America’s Local Police Is Now the New Military

Military in St Louis

*The headline is inspired by police actions or reactions over the past months. Whether it’s the situation on the ground in Ferguson, Mo., where the shooting of Mike Brown motivated street riots that had police utilizing SWAT teams, rubber bullets, tear gas cannisters and armored vehicles; or the attitudes and actions of self-appointed “protectors” like Trayvon Martin killer, George Zimmerman, our local neighborhoods (and some of its inhabitants) are beginning to look less like communities of regular people and more like  war zones and soldiers.

Apparently, there’s a reason police across the U.S. have assumed this position and its pretty straightforward: Easy access to military equipment.

Because of the Pentagons 1033 program, passed by Congress in 1991, weapons originally meant for battlefields in Afghanistan and Iraq are finding their way straight back home to U.S. police forces.

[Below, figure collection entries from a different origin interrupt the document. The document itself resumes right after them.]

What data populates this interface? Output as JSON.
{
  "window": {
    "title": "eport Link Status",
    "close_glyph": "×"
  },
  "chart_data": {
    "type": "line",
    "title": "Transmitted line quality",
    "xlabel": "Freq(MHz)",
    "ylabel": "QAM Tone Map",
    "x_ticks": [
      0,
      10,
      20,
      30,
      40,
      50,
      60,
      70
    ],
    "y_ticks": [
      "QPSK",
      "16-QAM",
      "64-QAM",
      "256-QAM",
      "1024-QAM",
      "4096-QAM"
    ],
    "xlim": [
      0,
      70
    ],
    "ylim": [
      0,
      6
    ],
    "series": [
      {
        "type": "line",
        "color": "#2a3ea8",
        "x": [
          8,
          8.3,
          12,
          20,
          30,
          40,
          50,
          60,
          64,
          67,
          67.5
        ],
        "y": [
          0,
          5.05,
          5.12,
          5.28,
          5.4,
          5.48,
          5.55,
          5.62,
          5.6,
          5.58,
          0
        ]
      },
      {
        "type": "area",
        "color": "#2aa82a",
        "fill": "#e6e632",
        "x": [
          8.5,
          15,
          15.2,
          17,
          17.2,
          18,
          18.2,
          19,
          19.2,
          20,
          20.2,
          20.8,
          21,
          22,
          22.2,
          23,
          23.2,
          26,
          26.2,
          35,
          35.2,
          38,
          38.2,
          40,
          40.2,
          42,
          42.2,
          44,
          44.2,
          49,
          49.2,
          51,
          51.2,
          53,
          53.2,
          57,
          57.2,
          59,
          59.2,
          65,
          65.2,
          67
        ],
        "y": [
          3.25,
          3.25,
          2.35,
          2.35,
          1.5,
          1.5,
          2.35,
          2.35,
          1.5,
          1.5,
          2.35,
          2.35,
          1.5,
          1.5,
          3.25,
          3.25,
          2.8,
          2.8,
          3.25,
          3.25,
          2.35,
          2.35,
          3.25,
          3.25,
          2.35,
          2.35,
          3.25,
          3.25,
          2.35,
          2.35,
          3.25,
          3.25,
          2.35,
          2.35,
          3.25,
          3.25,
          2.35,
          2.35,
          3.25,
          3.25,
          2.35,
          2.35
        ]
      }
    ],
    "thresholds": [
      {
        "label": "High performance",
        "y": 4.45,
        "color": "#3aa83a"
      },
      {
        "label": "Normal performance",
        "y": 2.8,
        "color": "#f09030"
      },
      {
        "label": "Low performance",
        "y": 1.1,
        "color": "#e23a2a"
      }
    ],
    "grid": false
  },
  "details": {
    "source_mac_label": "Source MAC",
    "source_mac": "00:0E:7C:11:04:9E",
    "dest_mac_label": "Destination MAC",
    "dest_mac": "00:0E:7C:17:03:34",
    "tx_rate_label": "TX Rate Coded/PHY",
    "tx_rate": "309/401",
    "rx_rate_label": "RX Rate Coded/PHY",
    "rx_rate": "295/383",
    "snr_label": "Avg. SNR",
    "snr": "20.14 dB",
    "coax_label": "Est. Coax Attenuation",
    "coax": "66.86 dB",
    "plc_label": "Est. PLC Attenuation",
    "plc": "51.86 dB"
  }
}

Every year Congress green lights this program as part of the defense budget and because it is of low or no cost to law enforcement agencies, extra military weapons and equipment are easily transferred.

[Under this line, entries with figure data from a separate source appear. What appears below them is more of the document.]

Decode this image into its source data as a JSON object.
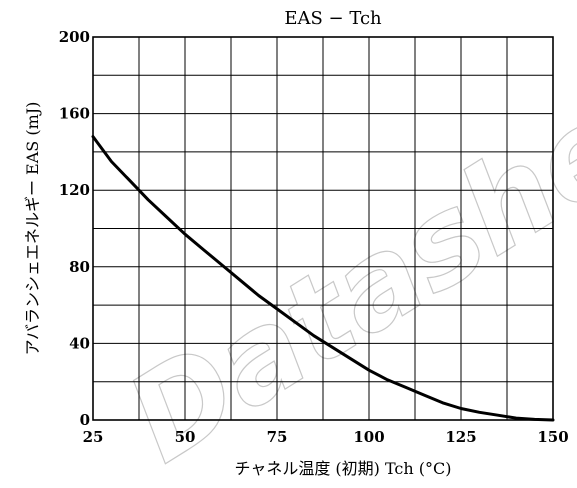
{
  "chart_data": {
    "type": "line",
    "title": "EAS − Tch",
    "xlabel": "チャネル温度 (初期)  Tch  (°C)",
    "ylabel": "アバランシェエネルギー   EAS   (mJ)",
    "xlim": [
      25,
      150
    ],
    "ylim": [
      0,
      200
    ],
    "x_ticks": [
      25,
      50,
      75,
      100,
      125,
      150
    ],
    "y_ticks": [
      0,
      40,
      80,
      120,
      160,
      200
    ],
    "grid": true,
    "series": [
      {
        "x": [
          25,
          30,
          35,
          40,
          45,
          50,
          55,
          60,
          65,
          70,
          75,
          80,
          85,
          90,
          95,
          100,
          105,
          110,
          115,
          120,
          125,
          130,
          135,
          140,
          145,
          150
        ],
        "y": [
          148,
          135,
          125,
          115,
          106,
          97,
          89,
          81,
          73,
          65,
          58,
          51,
          44,
          38,
          32,
          26,
          21,
          17,
          13,
          9,
          6,
          4,
          2.5,
          1,
          0.3,
          0
        ],
        "color": "#000000"
      }
    ]
  },
  "watermark": "Datasheet"
}
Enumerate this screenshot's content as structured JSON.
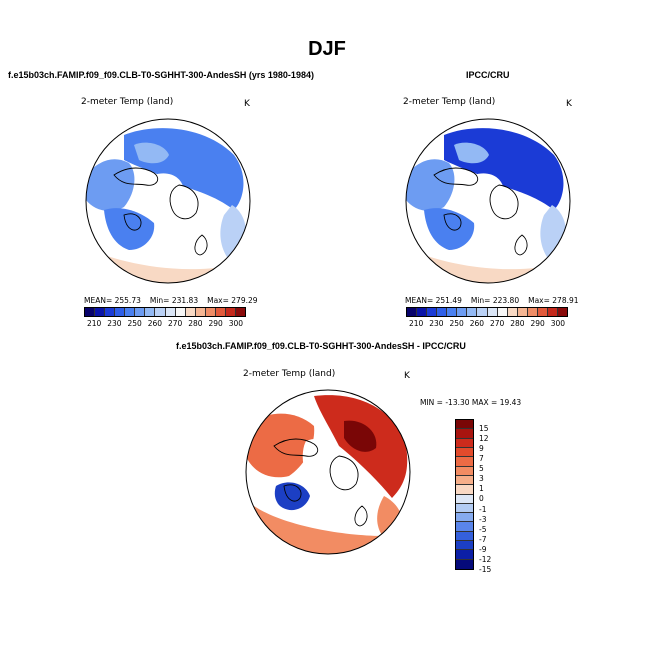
{
  "figure": {
    "season": "DJF"
  },
  "chart_data": [
    {
      "type": "heatmap",
      "projection": "north polar stereographic",
      "title": "f.e15b03ch.FAMIP.f09_f09.CLB-T0-SGHHT-300-AndesSH (yrs 1980-1984)",
      "variable": "2-meter Temp (land)",
      "units": "K",
      "stats": {
        "mean_label": "MEAN= 255.73",
        "min_label": "Min= 231.83",
        "max_label": "Max= 279.29",
        "mean": 255.73,
        "min": 231.83,
        "max": 279.29
      },
      "colorbar": {
        "orientation": "horizontal",
        "tick_labels": [
          "210",
          "230",
          "250",
          "260",
          "270",
          "280",
          "290",
          "300"
        ],
        "levels": [
          210,
          220,
          230,
          240,
          250,
          255,
          260,
          265,
          270,
          275,
          280,
          285,
          290,
          295,
          300
        ],
        "colors": [
          "#08036b",
          "#0a14a8",
          "#1b3bd6",
          "#2f5fe8",
          "#4a80f0",
          "#6d9cf2",
          "#93b9f4",
          "#bad1f6",
          "#dbe6f7",
          "#f7f7f7",
          "#f8d9c4",
          "#f5b694",
          "#ef8d67",
          "#e25a3c",
          "#c5291c",
          "#8a0b0b"
        ]
      }
    },
    {
      "type": "heatmap",
      "projection": "north polar stereographic",
      "title": "IPCC/CRU",
      "variable": "2-meter Temp (land)",
      "units": "K",
      "stats": {
        "mean_label": "MEAN= 251.49",
        "min_label": "Min= 223.80",
        "max_label": "Max= 278.91",
        "mean": 251.49,
        "min": 223.8,
        "max": 278.91
      },
      "colorbar": {
        "orientation": "horizontal",
        "tick_labels": [
          "210",
          "230",
          "250",
          "260",
          "270",
          "280",
          "290",
          "300"
        ],
        "levels": [
          210,
          220,
          230,
          240,
          250,
          255,
          260,
          265,
          270,
          275,
          280,
          285,
          290,
          295,
          300
        ],
        "colors": [
          "#08036b",
          "#0a14a8",
          "#1b3bd6",
          "#2f5fe8",
          "#4a80f0",
          "#6d9cf2",
          "#93b9f4",
          "#bad1f6",
          "#dbe6f7",
          "#f7f7f7",
          "#f8d9c4",
          "#f5b694",
          "#ef8d67",
          "#e25a3c",
          "#c5291c",
          "#8a0b0b"
        ]
      }
    },
    {
      "type": "heatmap",
      "projection": "north polar stereographic",
      "title": "f.e15b03ch.FAMIP.f09_f09.CLB-T0-SGHHT-300-AndesSH - IPCC/CRU",
      "variable": "2-meter Temp (land)",
      "units": "K",
      "stats": {
        "minmax_label": "MIN = -13.30 MAX =  19.43",
        "min": -13.3,
        "max": 19.43
      },
      "colorbar": {
        "orientation": "vertical",
        "tick_labels": [
          "15",
          "12",
          "9",
          "7",
          "5",
          "3",
          "1",
          "0",
          "-1",
          "-3",
          "-5",
          "-7",
          "-9",
          "-12",
          "-15"
        ],
        "levels": [
          15,
          12,
          9,
          7,
          5,
          3,
          1,
          0,
          -1,
          -3,
          -5,
          -7,
          -9,
          -12,
          -15
        ],
        "colors": [
          "#7a0606",
          "#a8140f",
          "#cd2b1c",
          "#e24b2c",
          "#ec6b45",
          "#f28c63",
          "#f6ae89",
          "#f9d8c3",
          "#dde7f6",
          "#b3ccf3",
          "#86abef",
          "#5a85ea",
          "#3560dc",
          "#1c3fc4",
          "#0c1fa6",
          "#050a7a"
        ]
      }
    }
  ]
}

Congress had a worthy goal in mind at the time: keeping police safe. But more than 20 years later, as Zach Toombs writes, the program’s consequences are controversial.

Though record-keeping on how often SWAT teams are actually used for raids like this or for riot control, criminologist Peter Kraska estimates there are somewhere between 50,000 and 80,000 SWAT raids in America each year — and that the number is growing.

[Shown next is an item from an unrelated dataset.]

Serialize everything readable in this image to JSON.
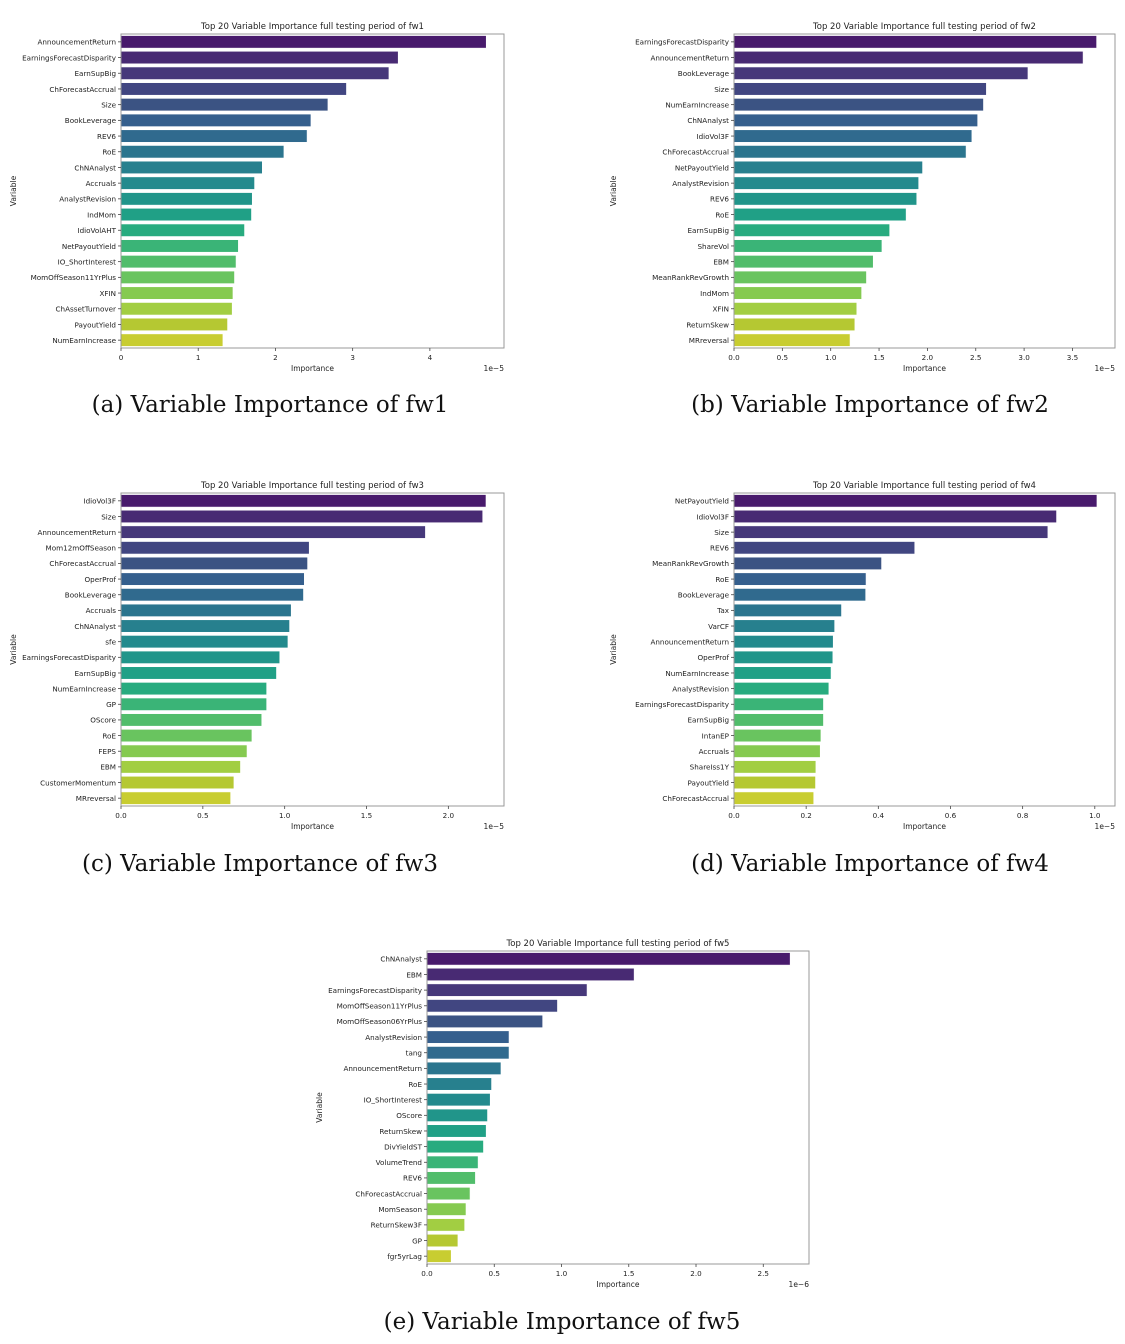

Writing for The Washington Post, criminal justice blogger Radley Balko says, ” It’s past time for a public discussion about whether that sort of figure is appropriate and consistent with the values of a free society.”

And a moral discussion aside, some critics say paramilitary policing only makes a situation more dangerous. Take, for example, police reaction to protests over the World Trade Organization’s 1999 meeting in Seattle, using tear gas and military equipment.

Seattle’s police chief would later write, “Windows were smashed, stores were looted, fires lighted; and more gas filled the streets, with some cops clearly overreacting, escalating and prolonging the conflict.”

And in Ferguson, it’s a familiar scene.